The second part of our pumpkin adventure was getting to the good stuff: the ooey-gooey insides! This sensorimotor experience is fantastic for all ages. As an adult partaking in the experience, I was surprised by how cold, wet and stringy it was. I was also surprised my daughter didn’t make more of a mess (I dressed her in old clothes and proactively covered my floor, expecting an orange explosion).
This is also a great time to introduce more refined vocabulary and concepts or apply the ones you have already explored in your readings together. Use all five senses to interact with your pumpkin. The depth of your conversation will depend on your child’s age and their predisposed interests.
- What do you see? Does the inside of the pumpkin look the way you thought it would? Does it remind you of anything? What colours are inside? What shape is it?
- How does it feel? (Note: If your child uses an adjective like “gross” or “disgusting”, probe them further. Why is it gross? What makes it disgusting?) This is also a good time to contrast this fresh raw pumpkin to other forms you may have seen (in the previous post, there was a picture of my daughter touching the inside of a smashed pumpkin at the corn maze.

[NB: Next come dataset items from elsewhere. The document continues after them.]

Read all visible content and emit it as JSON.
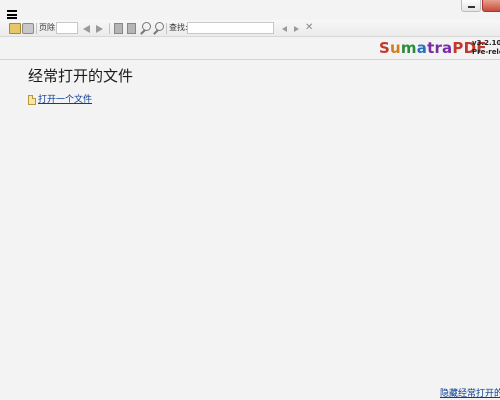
{
  "toolbar": {
    "page_label": "页除",
    "find_label": "查找:"
  },
  "brand": {
    "name_parts": [
      "S",
      "u",
      "m",
      "a",
      "tra",
      "PDF"
    ],
    "version": "v3.2.107",
    "prerelease": "Pre-rele"
  },
  "content": {
    "heading": "经常打开的文件",
    "open_link": "打开一个文件",
    "hide_link": "隐藏经常打开的"
  },
  "colors": {
    "link": "#0b3d91",
    "brand_red": "#c03a2b",
    "close_button": "#c74b3b"
  }
}
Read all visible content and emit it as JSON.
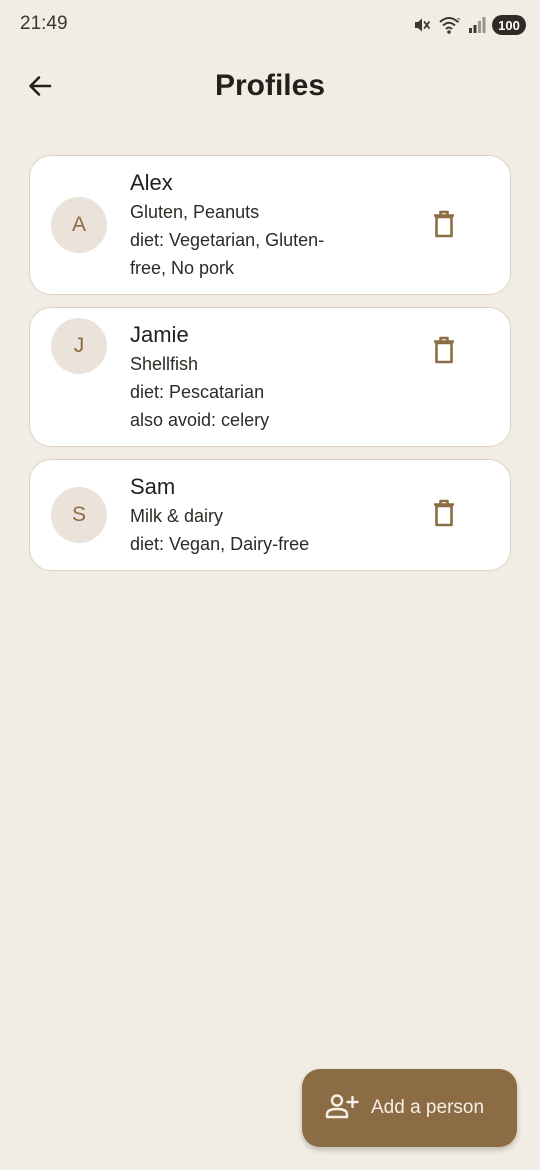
{
  "status_bar": {
    "time": "21:49",
    "battery": "100",
    "icons": [
      "mute-icon",
      "wifi-icon",
      "signal-icon",
      "battery-icon"
    ]
  },
  "header": {
    "title": "Profiles",
    "back_icon": "arrow-back-icon"
  },
  "profiles": [
    {
      "initial": "A",
      "name": "Alex",
      "allergens": "Gluten, Peanuts",
      "lines": [
        "diet: Vegetarian, Gluten-",
        "free, No pork"
      ]
    },
    {
      "initial": "J",
      "name": "Jamie",
      "allergens": "Shellfish",
      "lines": [
        "diet: Pescatarian",
        "also avoid: celery"
      ]
    },
    {
      "initial": "S",
      "name": "Sam",
      "allergens": "Milk & dairy",
      "lines": [
        "diet: Vegan, Dairy-free"
      ]
    }
  ],
  "fab": {
    "label": "Add a person",
    "icon": "person-add-icon"
  },
  "colors": {
    "background": "#f2ede4",
    "card": "#ffffff",
    "card_border": "#ddd2c3",
    "accent": "#8c6c45",
    "avatar_bg": "#ebe3d9",
    "text": "#231f1a"
  }
}
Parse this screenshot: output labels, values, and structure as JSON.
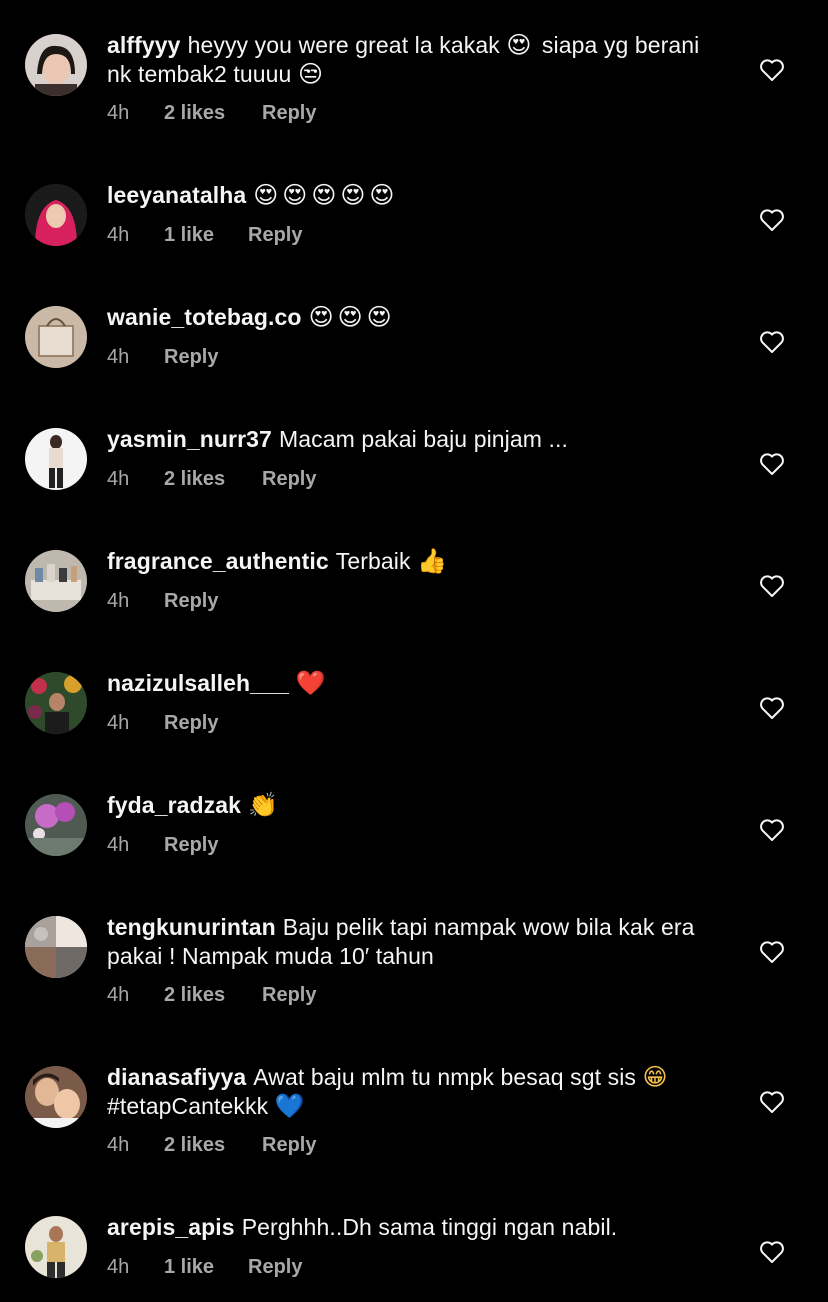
{
  "comments": [
    {
      "username": "alffyyy",
      "text": "heyyy you were great la kakak",
      "emoji1": "😍",
      "text2": "siapa yg berani nk tembak2 tuuuu",
      "emoji2": "😒",
      "time": "4h",
      "likes": "2 likes",
      "reply": "Reply"
    },
    {
      "username": "leeyanatalha",
      "text": "",
      "emoji1": "😍😍😍😍😍",
      "time": "4h",
      "likes": "1 like",
      "reply": "Reply"
    },
    {
      "username": "wanie_totebag.co",
      "text": "",
      "emoji1": "😍😍😍",
      "time": "4h",
      "likes": "",
      "reply": "Reply"
    },
    {
      "username": "yasmin_nurr37",
      "text": "Macam pakai baju pinjam ...",
      "emoji1": "",
      "time": "4h",
      "likes": "2 likes",
      "reply": "Reply"
    },
    {
      "username": "fragrance_authentic",
      "text": "Terbaik",
      "emoji1": "👍",
      "time": "4h",
      "likes": "",
      "reply": "Reply"
    },
    {
      "username": "nazizulsalleh___",
      "text": "",
      "emoji1": "❤️",
      "time": "4h",
      "likes": "",
      "reply": "Reply"
    },
    {
      "username": "fyda_radzak",
      "text": "",
      "emoji1": "👏",
      "time": "4h",
      "likes": "",
      "reply": "Reply"
    },
    {
      "username": "tengkunurintan",
      "text": "Baju pelik tapi nampak wow bila kak era pakai ! Nampak muda 10′ tahun",
      "emoji1": "",
      "time": "4h",
      "likes": "2 likes",
      "reply": "Reply"
    },
    {
      "username": "dianasafiyya",
      "text": "Awat baju mlm tu nmpk besaq sgt sis",
      "emoji1": "😁",
      "text2": "#tetapCantekkk",
      "emoji2": "💙",
      "time": "4h",
      "likes": "2 likes",
      "reply": "Reply"
    },
    {
      "username": "arepis_apis",
      "text": "Perghhh..Dh sama tinggi ngan nabil.",
      "emoji1": "",
      "time": "4h",
      "likes": "1 like",
      "reply": "Reply"
    }
  ],
  "colors": {
    "background": "#000000",
    "text": "#f5f5f5",
    "muted": "#a8a8a8",
    "emoji_heart": "#e0245e",
    "emoji_blue": "#2f7ad8"
  }
}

That pumpkin was dry and hard since it had been laying in the sun for a while). Is it heavy? With older children, you can also estimate how much it weighs.

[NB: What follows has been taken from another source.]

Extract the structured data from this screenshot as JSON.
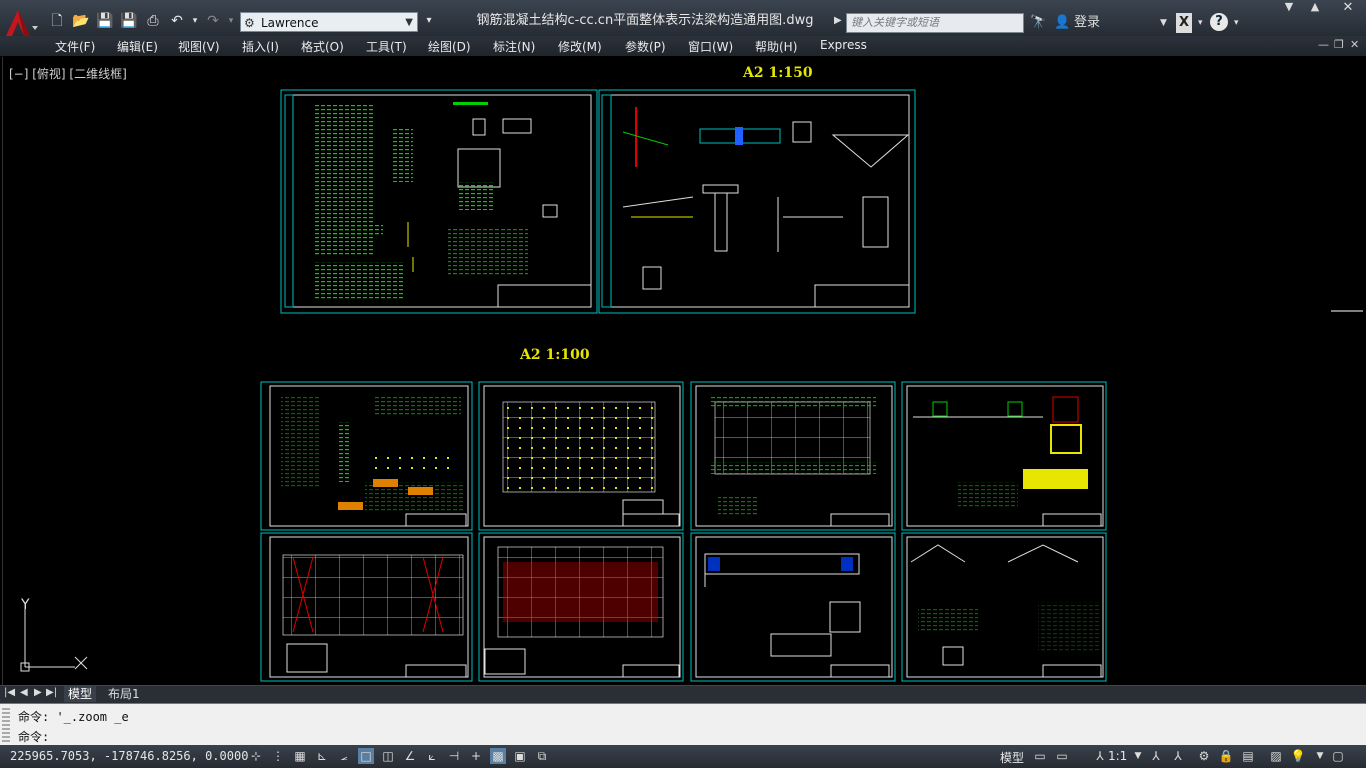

- How does the pumpkin smell? Does it remind you of anything?
- How does it taste? (you may have a child brave enough to try this one)

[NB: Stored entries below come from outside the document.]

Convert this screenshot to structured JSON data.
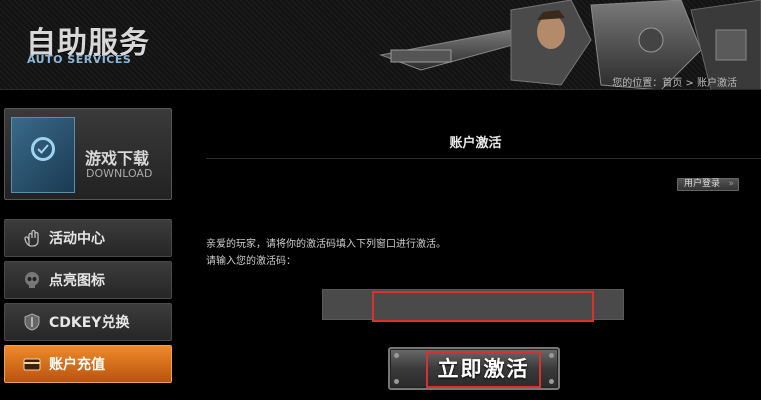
{
  "header": {
    "logo_cn": "自助服务",
    "logo_en": "AUTO SERVICES",
    "breadcrumb": "您的位置：首页 > 账户激活"
  },
  "sidebar": {
    "download": {
      "label_cn": "游戏下载",
      "label_en": "DOWNLOAD"
    },
    "items": [
      {
        "label": "活动中心",
        "icon": "hand-icon"
      },
      {
        "label": "点亮图标",
        "icon": "skull-icon"
      },
      {
        "label": "CDKEY兑换",
        "icon": "shield-icon"
      },
      {
        "label": "账户充值",
        "icon": "card-icon",
        "active": true
      }
    ]
  },
  "main": {
    "title": "账户激活",
    "login_button": "用户登录",
    "intro_line1": "亲爱的玩家，请将你的激活码填入下列窗口进行激活。",
    "intro_line2": "请输入您的激活码：",
    "code_input": {
      "value": "",
      "placeholder": ""
    },
    "activate_button": "立即激活"
  },
  "colors": {
    "accent_orange": "#e0701c",
    "highlight_red": "#d9322e",
    "background": "#000000"
  }
}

- How does it sound? It may be interesting to compare the sound when you knock on the pumpkin, pre and post-gutting.
You can also use this time to draw on other areas of learning. My daughter is particularly interested in fine-motor activities and numeracy – she enjoys handling small items one by one, making the seeds ideal for counting. With older children you can estimate how many seeds you think are inside of the pumpkin or estimate how many seeds are in one fistful. The nice thing about this approach is that you can count the seeds and adjust your estimate before trying again with the next fistful. If you have multiple pumpkins, you can work on sequencing (ex. arrange them by biggest to smallest etc.)
The next thing we did was wash the pumpkin seeds (we intended on toasting them later). My daughter has washed things in a basin on the floor before, but this time I decided to pull up a chair and let her stand at the sink. She was super excited for the change in view. Most toddlers love to play in water. To provide more sensory variation, you can adjust the temperature of the water, vary the force, and change the flow to the shower setting if your faucet has this feature.
Next, we lay the seeds out on a kitchen towel and allowed them to dry until we were ready for the next experience, a few days later.